ClickStream Analysis Project using Frameless-Spark API on Scala using YooChoose ClickStream Dataset. This Dataset taken from real shut down company. This project will show how a Data Science Project is done by structuring well-organized clean code with Railway transformation style.
- Scala
- Spark
- Frameless
- Jupyter Notebook
- Descriptive Statistics
- Machine Learning
- Predictive Modeling
- Data Cleaning
- Information Extraction
- Data Transformation
- Data Wrangling
- SQL Queries
- Statistical Feature Elimination Algorithms
- First one is looking, examining, different portion of data and write ideas to digital or physical paper.
- After that, extracting what type of informations do we need to apply to data to make them ready for modelling.
- If extracting and transforming features will be used with Spark SQL or similar SQL Framework. Hold queries to a private file or pull them when it is required or make them package object. My choice was implementing as an Interface solution.
- Most likely, if data is real world data, data is unstructured even dates are described as Linux TimeStamp, extract which features are going to be cleaned.
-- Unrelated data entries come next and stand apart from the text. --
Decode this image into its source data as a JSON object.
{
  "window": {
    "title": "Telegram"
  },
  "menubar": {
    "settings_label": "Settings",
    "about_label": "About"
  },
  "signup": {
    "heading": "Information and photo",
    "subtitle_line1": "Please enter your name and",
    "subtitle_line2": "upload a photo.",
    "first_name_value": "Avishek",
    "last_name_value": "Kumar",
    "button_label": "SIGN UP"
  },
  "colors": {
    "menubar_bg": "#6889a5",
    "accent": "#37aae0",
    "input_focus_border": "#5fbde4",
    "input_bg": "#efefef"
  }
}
- Start to make railway Data Transformation Solution, use as less as possible mutable variables and avoid to global variable, objects. Use placeholder, namingspaces.
- In order to data should be accessible later, after every transformation, write or hold shape of data after transformation look like.
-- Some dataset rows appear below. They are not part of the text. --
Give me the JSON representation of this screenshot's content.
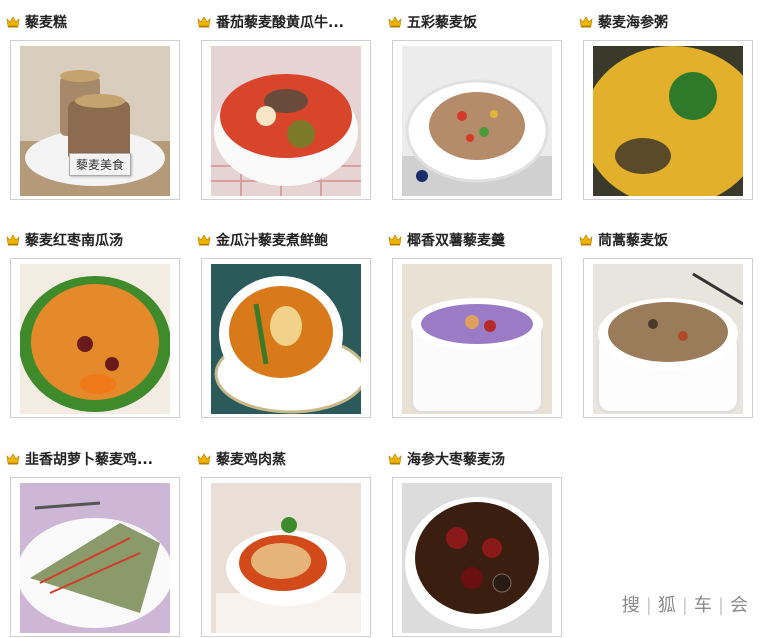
{
  "recipes": [
    {
      "title": "藜麦糕",
      "watermark": "藜麦美食"
    },
    {
      "title": "番茄藜麦酸黄瓜牛..."
    },
    {
      "title": "五彩藜麦饭"
    },
    {
      "title": "藜麦海参粥"
    },
    {
      "title": "藜麦红枣南瓜汤"
    },
    {
      "title": "金瓜汁藜麦煮鲜鲍"
    },
    {
      "title": "椰香双薯藜麦羹"
    },
    {
      "title": "茼蒿藜麦饭"
    },
    {
      "title": "韭香胡萝卜藜麦鸡..."
    },
    {
      "title": "藜麦鸡肉蒸"
    },
    {
      "title": "海参大枣藜麦汤"
    }
  ],
  "brand": {
    "c1": "搜",
    "c2": "狐",
    "c3": "车",
    "c4": "会"
  },
  "colors": {
    "crown": "#f0b400",
    "border": "#cfcfcf",
    "title": "#222222"
  }
}
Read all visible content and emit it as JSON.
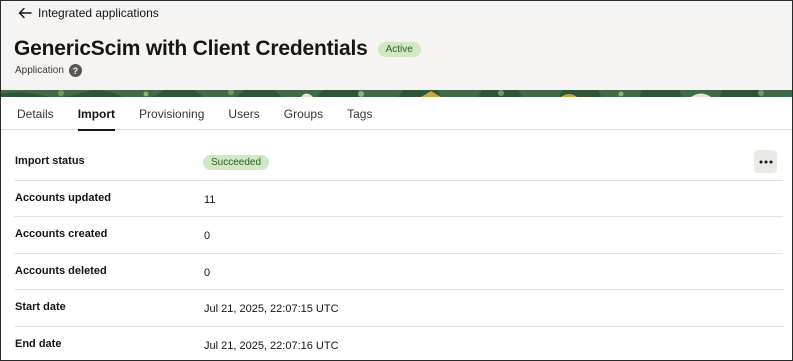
{
  "header": {
    "back_label": "Integrated applications",
    "title": "GenericScim with Client Credentials",
    "status": "Active",
    "subtitle": "Application",
    "help_glyph": "?"
  },
  "tabs": [
    {
      "label": "Details",
      "active": false
    },
    {
      "label": "Import",
      "active": true
    },
    {
      "label": "Provisioning",
      "active": false
    },
    {
      "label": "Users",
      "active": false
    },
    {
      "label": "Groups",
      "active": false
    },
    {
      "label": "Tags",
      "active": false
    }
  ],
  "import": {
    "status_label": "Import status",
    "status_value": "Succeeded",
    "updated_label": "Accounts updated",
    "updated_value": "11",
    "created_label": "Accounts created",
    "created_value": "0",
    "deleted_label": "Accounts deleted",
    "deleted_value": "0",
    "start_label": "Start date",
    "start_value": "Jul 21, 2025, 22:07:15 UTC",
    "end_label": "End date",
    "end_value": "Jul 21, 2025, 22:07:16 UTC"
  },
  "icons": {
    "back": "arrow-left-icon",
    "help": "help-icon",
    "more": "more-horizontal-icon"
  },
  "colors": {
    "badge_bg": "#d1e8c4",
    "badge_text": "#2f5b1e",
    "pattern_green": "#3f6b48",
    "pattern_gold": "#c9a43b"
  }
}
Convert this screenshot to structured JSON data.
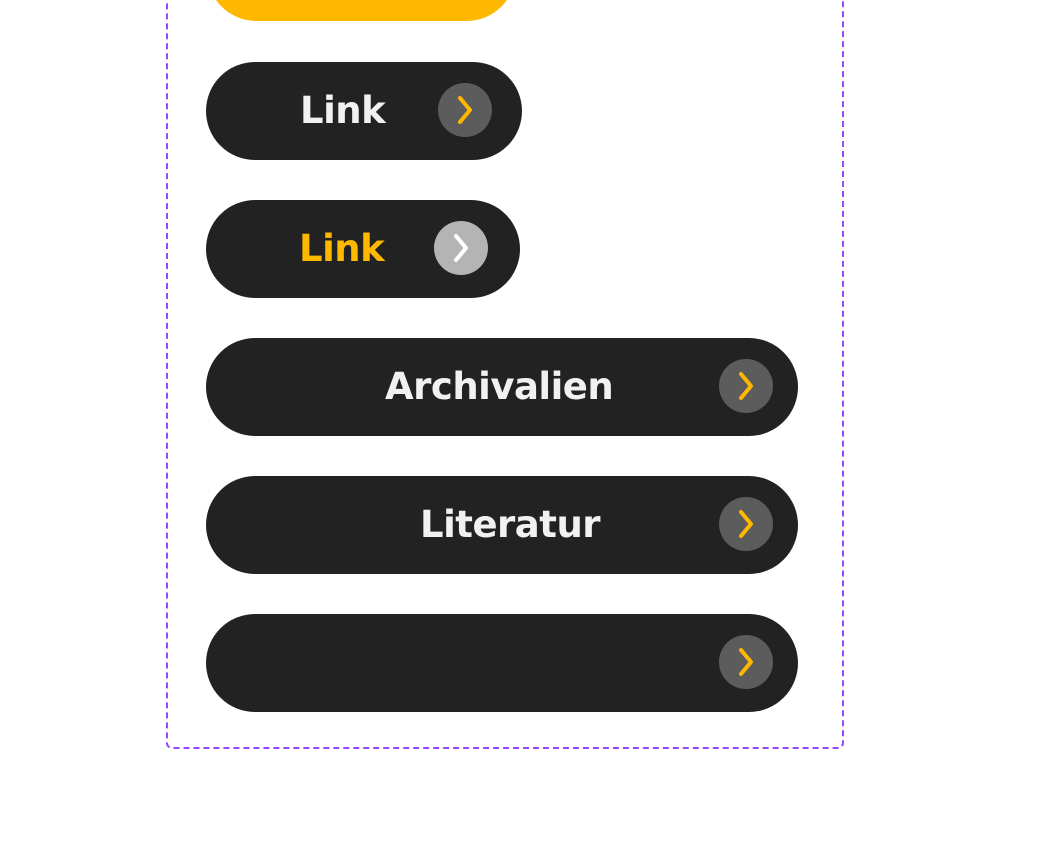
{
  "colors": {
    "frame_border": "#9747ff",
    "button_bg": "#222222",
    "label_default": "#f1f1f1",
    "accent": "#ffb800",
    "arrow_circle_default": "#5c5c5c",
    "arrow_circle_hover": "#b4b4b4"
  },
  "buttons": [
    {
      "label": "Link",
      "state": "default",
      "icon": "chevron-right-icon"
    },
    {
      "label": "Link",
      "state": "hover",
      "icon": "chevron-right-icon"
    },
    {
      "label": "Archivalien",
      "state": "default",
      "icon": "chevron-right-icon"
    },
    {
      "label": "Literatur",
      "state": "default",
      "icon": "chevron-right-icon"
    },
    {
      "label": "",
      "state": "default",
      "icon": "chevron-right-icon"
    }
  ]
}
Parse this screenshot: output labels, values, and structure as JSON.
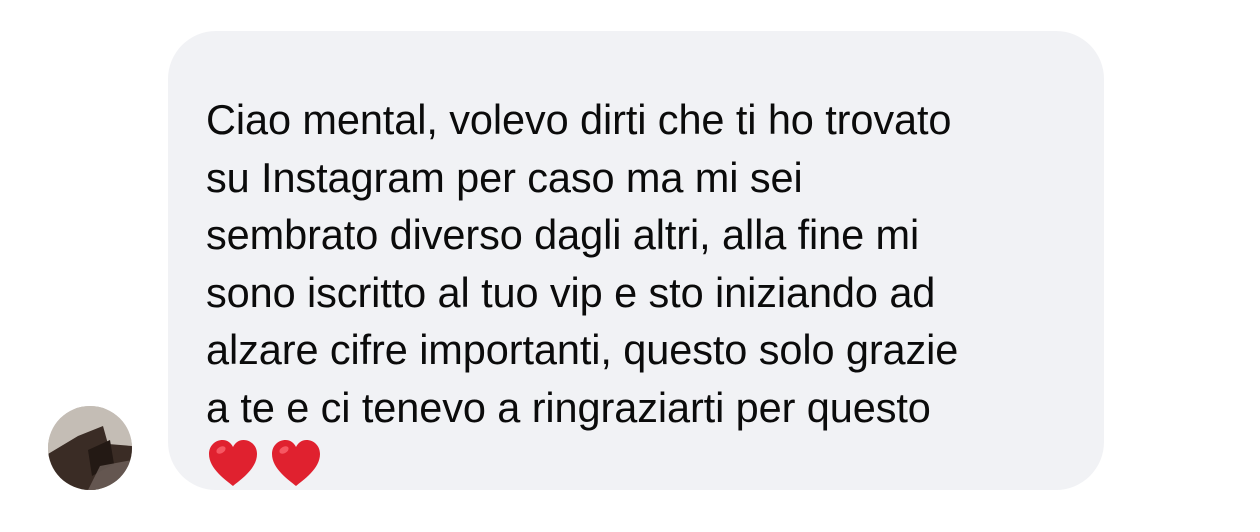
{
  "message": {
    "text": "Ciao mental, volevo dirti che ti ho trovato\nsu Instagram per caso ma mi sei\nsembrato diverso dagli altri, alla fine mi\nsono iscritto al tuo vip e sto iniziando ad\nalzare cifre importanti, questo solo grazie\na te e ci tenevo a ringraziarti per questo",
    "emojis": [
      "red-heart-icon",
      "red-heart-icon"
    ]
  },
  "colors": {
    "bubble_background": "#f1f2f5",
    "text": "#0b0b0b",
    "heart": "#e0212f"
  }
}
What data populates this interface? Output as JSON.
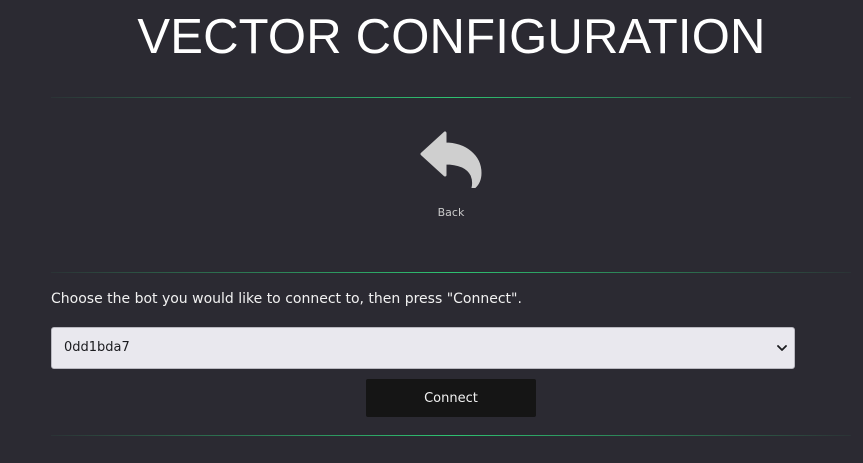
{
  "header": {
    "title": "VECTOR CONFIGURATION"
  },
  "back": {
    "label": "Back",
    "icon": "back-arrow-icon"
  },
  "form": {
    "instruction": "Choose the bot you would like to connect to, then press \"Connect\".",
    "bot_select": {
      "selected": "0dd1bda7",
      "icon": "chevron-down-icon"
    },
    "connect_label": "Connect"
  },
  "colors": {
    "background": "#2b2a32",
    "divider_accent": "#2ed278",
    "button_bg": "#151515",
    "select_bg": "#e9e8ee",
    "icon_gray": "#cfcfcf"
  }
}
- Start with linear models.
- Build simplest model you can get result and make it baseline model.
- If data is imbalanced, use Precision,Recall,F-score,AUC scores in order to don't miss information.
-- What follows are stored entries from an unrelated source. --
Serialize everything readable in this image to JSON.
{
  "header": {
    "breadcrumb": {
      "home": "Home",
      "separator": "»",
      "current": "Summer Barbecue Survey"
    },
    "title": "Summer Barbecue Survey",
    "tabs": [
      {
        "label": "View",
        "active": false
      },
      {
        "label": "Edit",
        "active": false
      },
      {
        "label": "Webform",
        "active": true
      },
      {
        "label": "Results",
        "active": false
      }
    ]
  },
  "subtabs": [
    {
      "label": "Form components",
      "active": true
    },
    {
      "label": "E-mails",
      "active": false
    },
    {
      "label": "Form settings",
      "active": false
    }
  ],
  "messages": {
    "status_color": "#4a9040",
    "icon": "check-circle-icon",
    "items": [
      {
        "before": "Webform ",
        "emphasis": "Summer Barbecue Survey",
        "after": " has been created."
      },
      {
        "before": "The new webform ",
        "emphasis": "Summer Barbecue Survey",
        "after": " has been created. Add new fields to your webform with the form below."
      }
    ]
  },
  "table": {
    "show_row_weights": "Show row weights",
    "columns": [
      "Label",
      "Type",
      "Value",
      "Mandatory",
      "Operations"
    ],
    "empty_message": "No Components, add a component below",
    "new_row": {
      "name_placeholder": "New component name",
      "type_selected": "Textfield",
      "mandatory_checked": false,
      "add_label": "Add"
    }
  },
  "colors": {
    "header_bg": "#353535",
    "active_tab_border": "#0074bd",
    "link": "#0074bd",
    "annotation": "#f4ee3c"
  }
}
- Build one non-linear model, and look how they perform. If there is not a lot of feature at the first, probably your model will not lie about overfitting. If non-linear model performs well, continue with non-linear one and make it baseline.
- Since there is no best model, try to understand, experiment it adding, using different variables, variables combination, removing, adding features. **Note: Alternative way to measuring data by looking accuracy is using oversampling or undersampling algorithms. I didn't choose that for this project.